Ithaque (s).

As you set out for Ithaka
hope your road is a long one,
full of adventure, full of discovery.
Laistrygonians, Cyclops,
angry Poseidon—don’t be afraid of them:
you’ll never find things like that on your way
as long as you keep your thoughts raised high,
as long as a rare excitement
stirs your spirit and your body.
Laistrygonians, Cyclops,
wild Poseidon—you won’t encounter them
unless you bring them along inside your soul,
unless your soul sets them up in front of you.

May there be many summer mornings when,
with what pleasure, what joy,
you enter harbors you’re seeing for the first time;
may you stop at Phoenician trading stations
to buy fine things,
mother of pearl and coral, amber and ebony,
sensual perfume of every kind -
as many sensual perfumes as you can;
and may you visit many Egyptian cities
to learn and go on learning from their scholars.

Keep Ithaka always in your mind.
Arriving there is what you’re destined for.
But don’t hurry the journey at all.
Better if it lasts for years,
so you’re old by the time you reach the island,
wealthy with all you’ve gained on the way,
not expecting Ithaka to make you rich.
Ithaka gave you the marvelous journey.
Without her you wouldn't have set out.
She has nothing left to give you now.
And if you find her poor, Ithaka won’t have fooled you.
Wise as you will have become, so full of experience,
you’ll have understood by then what these Ithakas mean.
Constantin Cafavy, Collected Poems. Princeton University Press, 1975.


Quand tu partiras pour Ithaque, 
souhaite toi une longue route,
pleine d’aventures, de découvertes.
Lestrygons, Cyclopes,
Poséïdon furieux, n'en aie aucune crainte :
Tu ne rencontreras jamais rien de tel sur ta route,
tant que tes pensées demeureront élevées,
tant que l'enthousiasme t'animera
corps et âme.
Lestrygons et Cyclopes,
Poséïdon sauvage, tu ne les croiseras pas, 
sauf à les avoir déjà en ton âme,
sauf à ce qu'elle les fasse se dresser devant toi.
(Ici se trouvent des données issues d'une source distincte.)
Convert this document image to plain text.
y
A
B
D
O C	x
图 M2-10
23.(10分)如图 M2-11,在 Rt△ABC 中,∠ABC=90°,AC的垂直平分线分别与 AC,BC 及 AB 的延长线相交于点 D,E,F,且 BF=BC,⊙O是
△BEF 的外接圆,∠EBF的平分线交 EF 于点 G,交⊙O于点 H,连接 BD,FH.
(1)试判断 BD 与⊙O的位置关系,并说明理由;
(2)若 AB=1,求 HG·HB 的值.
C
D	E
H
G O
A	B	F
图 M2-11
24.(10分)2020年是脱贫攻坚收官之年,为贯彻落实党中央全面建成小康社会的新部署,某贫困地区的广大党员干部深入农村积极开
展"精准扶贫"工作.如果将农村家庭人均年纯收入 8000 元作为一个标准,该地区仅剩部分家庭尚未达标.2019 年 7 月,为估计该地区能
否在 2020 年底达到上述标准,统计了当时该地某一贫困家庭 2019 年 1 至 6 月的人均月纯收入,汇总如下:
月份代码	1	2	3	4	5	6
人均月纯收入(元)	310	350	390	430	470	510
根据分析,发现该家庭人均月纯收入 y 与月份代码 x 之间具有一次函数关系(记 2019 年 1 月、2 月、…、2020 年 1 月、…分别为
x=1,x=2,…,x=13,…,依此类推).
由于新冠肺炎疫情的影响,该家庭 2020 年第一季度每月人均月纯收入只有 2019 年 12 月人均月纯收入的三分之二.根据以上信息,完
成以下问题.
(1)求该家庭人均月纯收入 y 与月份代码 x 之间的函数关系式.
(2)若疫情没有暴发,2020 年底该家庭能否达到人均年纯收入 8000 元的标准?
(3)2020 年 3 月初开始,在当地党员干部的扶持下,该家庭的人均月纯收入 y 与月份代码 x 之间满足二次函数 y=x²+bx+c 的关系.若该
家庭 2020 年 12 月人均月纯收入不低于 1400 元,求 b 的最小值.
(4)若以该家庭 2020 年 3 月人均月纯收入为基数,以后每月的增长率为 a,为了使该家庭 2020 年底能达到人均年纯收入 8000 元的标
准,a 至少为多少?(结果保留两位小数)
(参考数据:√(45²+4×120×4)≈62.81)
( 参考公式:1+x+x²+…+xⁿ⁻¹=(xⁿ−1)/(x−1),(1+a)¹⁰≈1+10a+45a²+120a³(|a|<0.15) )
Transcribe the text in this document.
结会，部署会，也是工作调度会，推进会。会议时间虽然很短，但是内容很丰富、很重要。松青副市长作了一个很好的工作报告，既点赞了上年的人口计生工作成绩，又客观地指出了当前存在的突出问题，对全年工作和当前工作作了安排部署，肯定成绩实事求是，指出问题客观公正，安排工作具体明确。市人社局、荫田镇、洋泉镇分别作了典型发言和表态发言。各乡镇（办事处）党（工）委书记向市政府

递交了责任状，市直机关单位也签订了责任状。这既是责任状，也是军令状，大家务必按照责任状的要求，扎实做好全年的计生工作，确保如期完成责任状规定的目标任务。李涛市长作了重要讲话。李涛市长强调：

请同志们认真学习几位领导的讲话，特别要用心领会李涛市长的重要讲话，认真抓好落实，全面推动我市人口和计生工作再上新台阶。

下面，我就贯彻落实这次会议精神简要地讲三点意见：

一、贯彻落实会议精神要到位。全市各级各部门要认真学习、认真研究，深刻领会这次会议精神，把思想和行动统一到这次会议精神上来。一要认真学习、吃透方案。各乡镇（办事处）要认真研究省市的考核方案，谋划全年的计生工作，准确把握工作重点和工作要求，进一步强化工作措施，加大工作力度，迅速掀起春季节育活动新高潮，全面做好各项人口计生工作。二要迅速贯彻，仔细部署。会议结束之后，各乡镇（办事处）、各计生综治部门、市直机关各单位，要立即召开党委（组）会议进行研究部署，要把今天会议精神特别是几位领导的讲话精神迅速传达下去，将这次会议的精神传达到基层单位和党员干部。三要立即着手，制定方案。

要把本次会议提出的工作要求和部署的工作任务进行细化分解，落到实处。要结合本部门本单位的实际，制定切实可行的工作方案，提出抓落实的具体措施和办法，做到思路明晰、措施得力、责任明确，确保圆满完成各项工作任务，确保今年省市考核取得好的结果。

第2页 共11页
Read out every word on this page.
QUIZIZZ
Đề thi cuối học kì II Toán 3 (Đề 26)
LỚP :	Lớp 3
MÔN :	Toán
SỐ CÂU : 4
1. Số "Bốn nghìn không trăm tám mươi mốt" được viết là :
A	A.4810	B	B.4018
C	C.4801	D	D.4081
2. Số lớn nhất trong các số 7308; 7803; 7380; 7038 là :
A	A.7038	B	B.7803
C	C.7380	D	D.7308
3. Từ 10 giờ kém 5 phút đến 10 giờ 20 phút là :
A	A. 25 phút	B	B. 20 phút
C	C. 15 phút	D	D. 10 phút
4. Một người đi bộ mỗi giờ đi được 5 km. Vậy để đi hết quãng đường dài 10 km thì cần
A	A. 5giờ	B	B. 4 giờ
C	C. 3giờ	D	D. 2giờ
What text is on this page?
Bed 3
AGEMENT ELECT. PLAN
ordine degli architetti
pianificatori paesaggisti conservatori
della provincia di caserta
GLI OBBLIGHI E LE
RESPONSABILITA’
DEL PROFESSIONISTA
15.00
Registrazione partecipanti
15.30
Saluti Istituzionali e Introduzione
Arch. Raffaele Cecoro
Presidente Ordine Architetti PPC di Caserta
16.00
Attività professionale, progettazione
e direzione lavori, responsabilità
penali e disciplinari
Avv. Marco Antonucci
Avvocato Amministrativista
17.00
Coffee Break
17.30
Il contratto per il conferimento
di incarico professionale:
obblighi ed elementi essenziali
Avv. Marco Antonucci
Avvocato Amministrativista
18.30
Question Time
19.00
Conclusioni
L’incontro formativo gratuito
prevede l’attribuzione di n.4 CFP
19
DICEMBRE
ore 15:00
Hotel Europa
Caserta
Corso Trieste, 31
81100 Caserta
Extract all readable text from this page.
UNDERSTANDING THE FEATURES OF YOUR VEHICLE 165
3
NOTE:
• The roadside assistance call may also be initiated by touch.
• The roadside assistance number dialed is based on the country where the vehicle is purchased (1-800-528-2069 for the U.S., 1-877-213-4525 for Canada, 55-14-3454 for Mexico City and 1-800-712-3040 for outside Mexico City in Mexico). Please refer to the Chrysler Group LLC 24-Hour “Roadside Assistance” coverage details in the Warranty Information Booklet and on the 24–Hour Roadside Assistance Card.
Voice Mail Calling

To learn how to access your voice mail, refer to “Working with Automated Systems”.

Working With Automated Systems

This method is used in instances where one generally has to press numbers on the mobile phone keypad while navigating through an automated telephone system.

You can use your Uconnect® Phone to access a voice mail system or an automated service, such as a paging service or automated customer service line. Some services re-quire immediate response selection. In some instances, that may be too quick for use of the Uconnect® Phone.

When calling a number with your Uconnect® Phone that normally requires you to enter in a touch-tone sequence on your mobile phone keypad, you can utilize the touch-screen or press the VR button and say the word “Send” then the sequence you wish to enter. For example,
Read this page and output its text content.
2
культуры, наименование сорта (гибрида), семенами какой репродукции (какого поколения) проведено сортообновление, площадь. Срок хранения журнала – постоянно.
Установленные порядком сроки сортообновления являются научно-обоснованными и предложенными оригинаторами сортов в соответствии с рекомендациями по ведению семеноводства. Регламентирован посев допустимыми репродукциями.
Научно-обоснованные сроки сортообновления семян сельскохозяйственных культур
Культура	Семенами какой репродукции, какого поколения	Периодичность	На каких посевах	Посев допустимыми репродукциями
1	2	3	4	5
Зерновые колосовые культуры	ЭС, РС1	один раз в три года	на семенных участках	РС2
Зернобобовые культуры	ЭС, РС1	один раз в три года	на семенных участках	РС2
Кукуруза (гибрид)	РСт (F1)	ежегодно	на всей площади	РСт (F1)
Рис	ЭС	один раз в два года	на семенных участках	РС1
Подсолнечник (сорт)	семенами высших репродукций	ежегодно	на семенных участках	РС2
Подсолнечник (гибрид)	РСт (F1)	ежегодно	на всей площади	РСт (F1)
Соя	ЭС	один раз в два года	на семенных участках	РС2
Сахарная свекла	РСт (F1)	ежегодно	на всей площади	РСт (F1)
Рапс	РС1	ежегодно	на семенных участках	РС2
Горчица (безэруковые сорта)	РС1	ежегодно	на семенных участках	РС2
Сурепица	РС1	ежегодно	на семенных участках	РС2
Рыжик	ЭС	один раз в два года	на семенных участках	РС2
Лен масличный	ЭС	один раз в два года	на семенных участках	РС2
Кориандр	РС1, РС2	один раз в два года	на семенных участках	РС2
Que nombreux soient les matins d’été
qui te verront, avec plaisir, avec joie,
entrer dans des ports que tu découvriras;
Relâche dans ces escales phéniciennes,
pour y acheter de belles choses :
nacre, corail, ambre, ébène,
parfums enivrants de toutes sortes -
autant que tu peux, les voluptueux parfums ; 
visite de nombreuses cités égyptiennes,
pour y apprendre, encore et toujours
de ceux qui s'y sont instruits.

Garde toujours Ithaque présente à ton esprit.
C'est là que ton destin te mène.
Mais ne hâte en rien ton voyage.
Durera-t-il des années, meilleur il sera,
pour te voir vieux quand tu y parviendras,
riche de tout ce que tu auras gagné sur ton chemin,
et sans attendre d’Ithaque aucune richesse.
Ithaque t’a procuré ce merveilleux voyage.
Sans elle, tu ne l'aurais même pas entrepris. 
Elle n’a plus rien d’autre à te donner désormais.
Et la trouverais-tu pauvre, Ithaque ne t’aura pas trompé. 
Sage que tu es devenu, si plein d’expérience,
tu auras déjà compris ce que signifient les Ithaque.
© traduction maison.

Pour ceux qui un jour se sont intéressé à la Grèce ou à Alexandrie, ont fréquenté Lawrence Durrell ou Henry Miller, Constantin Cavafy n'est en rien inconnu. 
On dira seulement qu'il fut l'un des plus grands poètes du siècle dernier, laissant le bonheur de le découvrir à ceux qui sont passés sans le voir, dans la mesure où "pensées élevées et enthousiasme" ne leurs sont pas étrangers... Conditions sine qua non...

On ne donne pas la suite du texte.